We sincerely appreciate Reviewer yajj’s thorough and constructive review. We provide point-by-point responses to the raised weaknesses as follows:

---

W1: This paper assumes the victim MKC method operates as a black box with no direct access. Given this realistic constraint, where frequent queries are not feasible, how does the proposed attack function effectively in such a scenario?

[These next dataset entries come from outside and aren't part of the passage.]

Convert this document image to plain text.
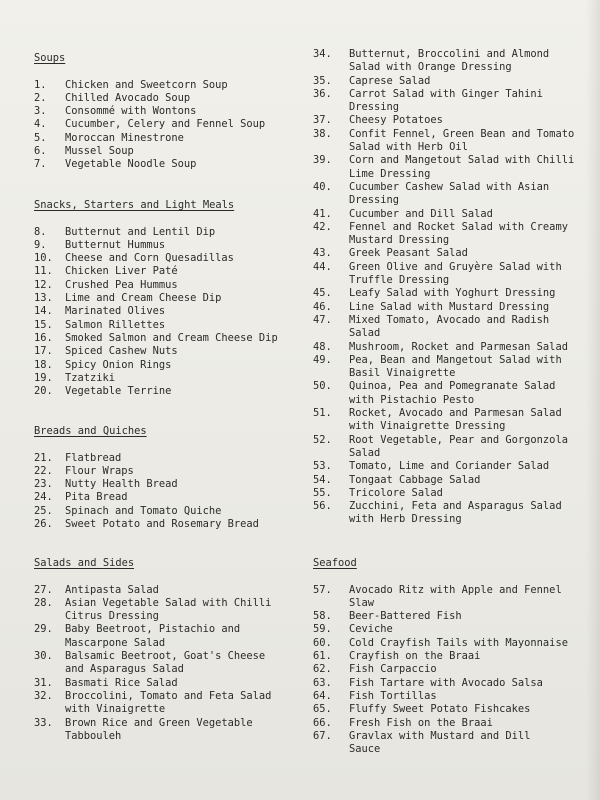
Soups
1.	Chicken and Sweetcorn Soup
2.	Chilled Avocado Soup
3.	Consommé with Wontons
4.	Cucumber, Celery and Fennel Soup
5.	Moroccan Minestrone
6.	Mussel Soup
7.	Vegetable Noodle Soup
Snacks, Starters and Light Meals
8.	Butternut and Lentil Dip
9.	Butternut Hummus
10.	Cheese and Corn Quesadillas
11.	Chicken Liver Paté
12.	Crushed Pea Hummus
13.	Lime and Cream Cheese Dip
14.	Marinated Olives
15.	Salmon Rillettes
16.	Smoked Salmon and Cream Cheese Dip
17.	Spiced Cashew Nuts
18.	Spicy Onion Rings
19.	Tzatziki
20.	Vegetable Terrine
Breads and Quiches
21.	Flatbread
22.	Flour Wraps
23.	Nutty Health Bread
24.	Pita Bread
25.	Spinach and Tomato Quiche
26.	Sweet Potato and Rosemary Bread
Salads and Sides
27.	Antipasta Salad
28.	Asian Vegetable Salad with Chilli
Citrus Dressing
29.	Baby Beetroot, Pistachio and
Mascarpone Salad
30.	Balsamic Beetroot, Goat's Cheese
and Asparagus Salad
31.	Basmati Rice Salad
32.	Broccolini, Tomato and Feta Salad
with Vinaigrette
33.	Brown Rice and Green Vegetable
Tabbouleh
34.	Butternut, Broccolini and Almond
Salad with Orange Dressing
35.	Caprese Salad
36.	Carrot Salad with Ginger Tahini
Dressing
37.	Cheesy Potatoes
38.	Confit Fennel, Green Bean and Tomato
Salad with Herb Oil
39.	Corn and Mangetout Salad with Chilli
Lime Dressing
40.	Cucumber Cashew Salad with Asian
Dressing
41.	Cucumber and Dill Salad
42.	Fennel and Rocket Salad with Creamy
Mustard Dressing
43.	Greek Peasant Salad
44.	Green Olive and Gruyère Salad with
Truffle Dressing
45.	Leafy Salad with Yoghurt Dressing
46.	Line Salad with Mustard Dressing
47.	Mixed Tomato, Avocado and Radish
Salad
48.	Mushroom, Rocket and Parmesan Salad
49.	Pea, Bean and Mangetout Salad with
Basil Vinaigrette
50.	Quinoa, Pea and Pomegranate Salad
with Pistachio Pesto
51.	Rocket, Avocado and Parmesan Salad
with Vinaigrette Dressing
52.	Root Vegetable, Pear and Gorgonzola
Salad
53.	Tomato, Lime and Coriander Salad
54.	Tongaat Cabbage Salad
55.	Tricolore Salad
56.	Zucchini, Feta and Asparagus Salad
with Herb Dressing
Seafood
57.	Avocado Ritz with Apple and Fennel
Slaw
58.	Beer-Battered Fish
59.	Ceviche
60.	Cold Crayfish Tails with Mayonnaise
61.	Crayfish on the Braai
62.	Fish Carpaccio
63.	Fish Tartare with Avocado Salsa
64.	Fish Tortillas
65.	Fluffy Sweet Potato Fishcakes
66.	Fresh Fish on the Braai
67.	Gravlax with Mustard and Dill
Sauce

R1: We appreciate the reviewer’s insightful comments. Conducting attacks on multi-view clustering requires extensive queries to the victim MKC method, resulting in high resource consumption. To mitigate this, we propose two countermeasures:

1. We design a clusterer that emulates MKC behavior. During attacks, this clusterer provides rewards, eliminating the need to query the victim black-box MKC method. As demonstrated in Appendix D, AdvMKC achieves the highest attack performance with the same number of victim MKC queries.
2. When querying the victim MKC method is excessively costly, we propose an alternative approach: querying a surrogate MKC method under the attacker's control. As shown in Table 3, optimizing the generator using the surrogate MKC method enables the crafted perturbations to effectively mislead the victim MKC method.

We will clarify this issue in the revision.

W2: Figures 11–14 show that as the number of clustering operations increases, AdvMKC outperforms the two baseline methods in attack effectiveness. However, in some cases, AdvMKC does not achieve the best performance during the initial attack phase. The authors should provide clarification on these observations.

R2: We appreciate the reviewer’s comments. The performance difference stems from the distinct generation methods used in AdvMKC compared to the other two approaches. As shown in Appendix C, RAMKC injects Gaussian noise into the original data, while EAMKC optimizes the mean and variance of noise distributions using the LM-CMA strategy and a reward function. In contrast, AdvMKC employs a neural network to generate perturbations. Due to the initial parameter settings, the perturbation magnitude may be small at the beginning, limiting AdvMKC’s performance in the early attack phase. However, once the memory buffer $\mathcal{B}$ is filled, the attacker can optimize the generator’s parameters, resulting in improved attack performance. We will address this concern in the revision.